Le paysan élevé dans l'étable
Il y a bien longtemps, au bord d'une vieille forêt où coulaient des eaux fraîches, loin des villageois, il y avait une petite étable. Dans cette étable vivait un jeune garçon nommé Yağız, ignorant du monde, intelligent mais élevé de façon rude et grossière. Comme il passait sa vie seulement à traire les vaches et à porter du foin, il était tout à fait loin des manières du palais. Un jour le souverain curieux du pays décida d'inviter cet étrange villageois dans son palais et de le mettre à l'épreuve. Le roi voulait voir comment ce jeune homme dépourvu de délicatesse se comporterait parmi les nobles. En entrant dans la grande salle dorée, Yağız regarda avec étonnement les lustres somptueux et les vêtements ornés.

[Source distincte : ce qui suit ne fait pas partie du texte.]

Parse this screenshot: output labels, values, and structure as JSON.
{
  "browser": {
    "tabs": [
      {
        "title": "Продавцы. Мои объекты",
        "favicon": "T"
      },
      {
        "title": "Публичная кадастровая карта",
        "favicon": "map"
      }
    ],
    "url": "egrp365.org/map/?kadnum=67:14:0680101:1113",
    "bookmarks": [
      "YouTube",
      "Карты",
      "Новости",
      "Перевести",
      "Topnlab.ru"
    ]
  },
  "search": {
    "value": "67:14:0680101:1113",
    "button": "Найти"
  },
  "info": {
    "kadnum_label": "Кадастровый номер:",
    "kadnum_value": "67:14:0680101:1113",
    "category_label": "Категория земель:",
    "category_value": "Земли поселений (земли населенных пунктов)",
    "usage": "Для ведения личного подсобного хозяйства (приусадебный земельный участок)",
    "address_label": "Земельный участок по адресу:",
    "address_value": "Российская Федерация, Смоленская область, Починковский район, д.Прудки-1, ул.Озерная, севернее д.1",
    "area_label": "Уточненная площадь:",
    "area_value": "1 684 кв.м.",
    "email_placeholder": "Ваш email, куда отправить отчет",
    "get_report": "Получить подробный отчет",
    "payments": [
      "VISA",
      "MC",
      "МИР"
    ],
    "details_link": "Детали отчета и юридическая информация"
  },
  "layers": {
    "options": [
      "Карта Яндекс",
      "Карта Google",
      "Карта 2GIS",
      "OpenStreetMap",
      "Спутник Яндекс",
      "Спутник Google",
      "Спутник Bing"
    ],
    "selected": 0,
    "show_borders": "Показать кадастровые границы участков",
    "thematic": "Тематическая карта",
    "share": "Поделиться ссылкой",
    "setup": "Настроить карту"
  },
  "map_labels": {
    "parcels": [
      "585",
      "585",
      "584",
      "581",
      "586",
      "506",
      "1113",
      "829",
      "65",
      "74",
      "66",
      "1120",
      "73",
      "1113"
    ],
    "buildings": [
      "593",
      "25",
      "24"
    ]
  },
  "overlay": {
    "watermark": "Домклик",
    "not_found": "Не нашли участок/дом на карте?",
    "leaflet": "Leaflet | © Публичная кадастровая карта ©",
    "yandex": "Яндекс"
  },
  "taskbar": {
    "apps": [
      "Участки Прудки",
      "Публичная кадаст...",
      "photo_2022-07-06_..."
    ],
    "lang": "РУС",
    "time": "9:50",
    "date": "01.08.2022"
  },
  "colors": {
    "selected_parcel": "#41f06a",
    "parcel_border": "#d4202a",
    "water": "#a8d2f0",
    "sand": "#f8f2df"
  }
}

Quand on le fit asseoir à la magnifique table du banquet, il poussa de côté les fourchettes et les couteaux d'argent et se mit à manger la nourriture avec les mains. Les membres de la cour, devant ce comportement grossier, riaient discrètement entre eux et le méprisaient. Le roi demanda en souriant: "Dis-moi, jeune homme, comment as-tu trouvé notre palais?" Yağız ne tarda pas à répondre: "Mon souverain, votre plafond est très haut, mais l'odeur du foin de mon étable est plus sincère que ce lieu." Puis, montrant l'assiette de porcelaine coûteuse posée sur la table, il dit: "Ce récipient est orné, mais il ne retient pas le lait." Le vizir intervint avec fureur: "Jetez dehors sur-le-champ cet homme grossier qui ne connaît pas les règles du palais!"
Pourtant Yağız, sans perdre le moins du monde son calme, tendit au roi le fromage frais de jarre qu'il sortit de son sac. Quand le roi goûta un morceau du fromage simple mais délicieux que le jeune homme lui tendait, un profond silence se fit. À côté des ornements artificiels du palais, cette saveur pure avait rappelé au souverain le vrai labeur du peuple. Le souverain se tourna vers les courtisans fastueux et loua l'honnêteté et la simplicité du jeune villageois. Yağız, quant à lui, refusa les titres pompeux du palais et préféra retourner dans son étable, où il trouvait la paix. Ainsi le roi comprit que la vraie vertu ne réside pas dans l'apparence extérieure, mais dans la sincérité à l'intérieur de l'homme. Le faste qui est loin de la sincérité ne peut jamais donner la paix qu'offre une pure simplicité. Un bassin d'or n'est d'aucune utilité à celui qui vomit du sang.